Maya berpikir sejenak,kemudian tersnyum. Berlalulah mereka dari gerbang sekolah dengan Toyota yaris biru milik Maya. Di perjalanan,Neneng banyak bercerita dengan kehidupan pondok. Dia juga tidak tahu banyak,hanya sekedar sering denger cerita dari temannya yang mondok di situ. Maya hanya sedikit memerhatikan cerita Neneng,maklum,dia sibuk menerobos kumpulan kendaraan yang tak terhitung jumlahnya.

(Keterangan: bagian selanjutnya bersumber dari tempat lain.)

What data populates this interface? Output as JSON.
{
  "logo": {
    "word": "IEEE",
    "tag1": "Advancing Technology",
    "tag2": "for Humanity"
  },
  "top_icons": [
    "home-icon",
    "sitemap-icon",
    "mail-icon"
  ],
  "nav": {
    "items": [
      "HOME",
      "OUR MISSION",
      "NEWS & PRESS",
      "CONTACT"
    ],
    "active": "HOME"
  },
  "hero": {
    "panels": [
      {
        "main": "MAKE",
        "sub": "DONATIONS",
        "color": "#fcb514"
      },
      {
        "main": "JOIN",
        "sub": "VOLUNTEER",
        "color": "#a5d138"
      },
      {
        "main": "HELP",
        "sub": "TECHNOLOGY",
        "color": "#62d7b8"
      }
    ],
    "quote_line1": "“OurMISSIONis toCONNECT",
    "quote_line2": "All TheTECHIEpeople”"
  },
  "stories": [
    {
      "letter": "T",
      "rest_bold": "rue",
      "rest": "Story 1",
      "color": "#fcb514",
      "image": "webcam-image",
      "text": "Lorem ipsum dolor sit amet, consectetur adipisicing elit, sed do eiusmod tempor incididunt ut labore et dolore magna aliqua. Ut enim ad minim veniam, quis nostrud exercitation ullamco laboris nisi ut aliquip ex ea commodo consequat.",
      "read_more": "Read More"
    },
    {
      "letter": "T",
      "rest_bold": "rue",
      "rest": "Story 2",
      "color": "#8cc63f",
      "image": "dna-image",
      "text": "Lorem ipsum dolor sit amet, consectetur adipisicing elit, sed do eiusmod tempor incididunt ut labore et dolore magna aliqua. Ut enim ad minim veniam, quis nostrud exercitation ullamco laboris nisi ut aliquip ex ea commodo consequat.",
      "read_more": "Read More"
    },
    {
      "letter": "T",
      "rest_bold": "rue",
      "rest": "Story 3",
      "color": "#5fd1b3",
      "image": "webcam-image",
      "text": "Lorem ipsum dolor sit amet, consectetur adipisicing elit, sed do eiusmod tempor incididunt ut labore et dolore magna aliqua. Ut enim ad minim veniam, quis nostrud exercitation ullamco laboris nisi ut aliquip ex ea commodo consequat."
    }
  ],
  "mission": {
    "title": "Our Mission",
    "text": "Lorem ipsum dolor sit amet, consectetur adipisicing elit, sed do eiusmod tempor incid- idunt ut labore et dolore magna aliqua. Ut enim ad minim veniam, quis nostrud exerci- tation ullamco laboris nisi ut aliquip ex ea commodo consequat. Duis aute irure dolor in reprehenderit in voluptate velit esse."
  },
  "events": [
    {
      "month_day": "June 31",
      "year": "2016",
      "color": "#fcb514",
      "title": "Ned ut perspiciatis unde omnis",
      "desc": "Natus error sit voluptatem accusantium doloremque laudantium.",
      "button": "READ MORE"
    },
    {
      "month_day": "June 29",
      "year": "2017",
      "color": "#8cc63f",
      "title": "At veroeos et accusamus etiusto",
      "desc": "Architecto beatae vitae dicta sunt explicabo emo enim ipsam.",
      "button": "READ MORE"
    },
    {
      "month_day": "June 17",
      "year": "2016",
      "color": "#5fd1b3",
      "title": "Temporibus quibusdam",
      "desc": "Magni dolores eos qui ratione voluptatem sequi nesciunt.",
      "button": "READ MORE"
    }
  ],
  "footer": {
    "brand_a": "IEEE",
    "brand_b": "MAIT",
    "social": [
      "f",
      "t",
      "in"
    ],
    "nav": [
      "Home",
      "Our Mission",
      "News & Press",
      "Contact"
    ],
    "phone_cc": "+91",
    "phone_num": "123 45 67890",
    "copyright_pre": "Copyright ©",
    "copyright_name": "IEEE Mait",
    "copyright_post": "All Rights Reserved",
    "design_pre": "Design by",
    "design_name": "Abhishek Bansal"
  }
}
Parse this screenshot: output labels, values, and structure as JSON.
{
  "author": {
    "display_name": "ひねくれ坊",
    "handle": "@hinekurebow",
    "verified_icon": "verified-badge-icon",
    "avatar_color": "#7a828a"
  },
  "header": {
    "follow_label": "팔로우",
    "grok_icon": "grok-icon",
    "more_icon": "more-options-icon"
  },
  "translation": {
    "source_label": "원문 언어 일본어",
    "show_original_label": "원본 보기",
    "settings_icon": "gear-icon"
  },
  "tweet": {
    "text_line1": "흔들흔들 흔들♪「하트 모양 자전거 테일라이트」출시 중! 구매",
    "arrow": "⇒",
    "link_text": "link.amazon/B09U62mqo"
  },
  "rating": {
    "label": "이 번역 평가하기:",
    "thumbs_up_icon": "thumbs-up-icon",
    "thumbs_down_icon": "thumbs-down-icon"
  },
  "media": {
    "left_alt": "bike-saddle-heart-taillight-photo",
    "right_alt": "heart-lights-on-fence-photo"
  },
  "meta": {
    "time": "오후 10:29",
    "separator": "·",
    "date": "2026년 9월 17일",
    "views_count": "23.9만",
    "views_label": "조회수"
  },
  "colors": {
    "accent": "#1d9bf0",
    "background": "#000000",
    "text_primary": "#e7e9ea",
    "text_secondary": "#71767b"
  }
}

“ALMA’HAD ALISLAMIY ALMADANIY”
“Ini tempatnya neng?” Neneng mengangguk. Maya memarkirkan mobilnya di halaman seberang gerbang pesantren.
Ketika hampir sampai pesntren,Maya berhenti sejenak. Pusing itu datang lagi. Dari tadi pagi dia sudah merasakan badannya agak lemas.
“May,kamu nggak mau ikut masuk?” Tanya Neneng ketika sadar Maya jauh tertinggal di belakangnya. Melihat Maya diam,Neneng menghampirinya. “Ya ALLAH may,kamu pucat begini!!”
Maya tersadar,”Ah,nggak papa kok.”
“Beneran?”
Maya mengangguk. “Eh,enaknya aku masuk nggak? Aku kan nggak pake jilbab kayak kamu gini. Mana masih pake seragam sekolah lagi,emang boleh masuk gitu?”
Neneng tertawa kecil, “Emang mall,siswa berseragam nggak boleh masuk?!! Nggak papa kok,yuk!”
Akhirnya Maya mengikuti Neneng menuju gerbang pesantren. Neneng terlihat ngobrol sebentar dengan penjaganya,mungkin minta dipanggilkan temannya. Mereka disuruh masuk dan menunggu di ruang tamu. Tapi belum sampai di ruang tamu,Maya tidak sanggup lagi berjalan. Dia sudah tidak tahan menahan sakit dan lemas di badannya. Dia pun ambruk.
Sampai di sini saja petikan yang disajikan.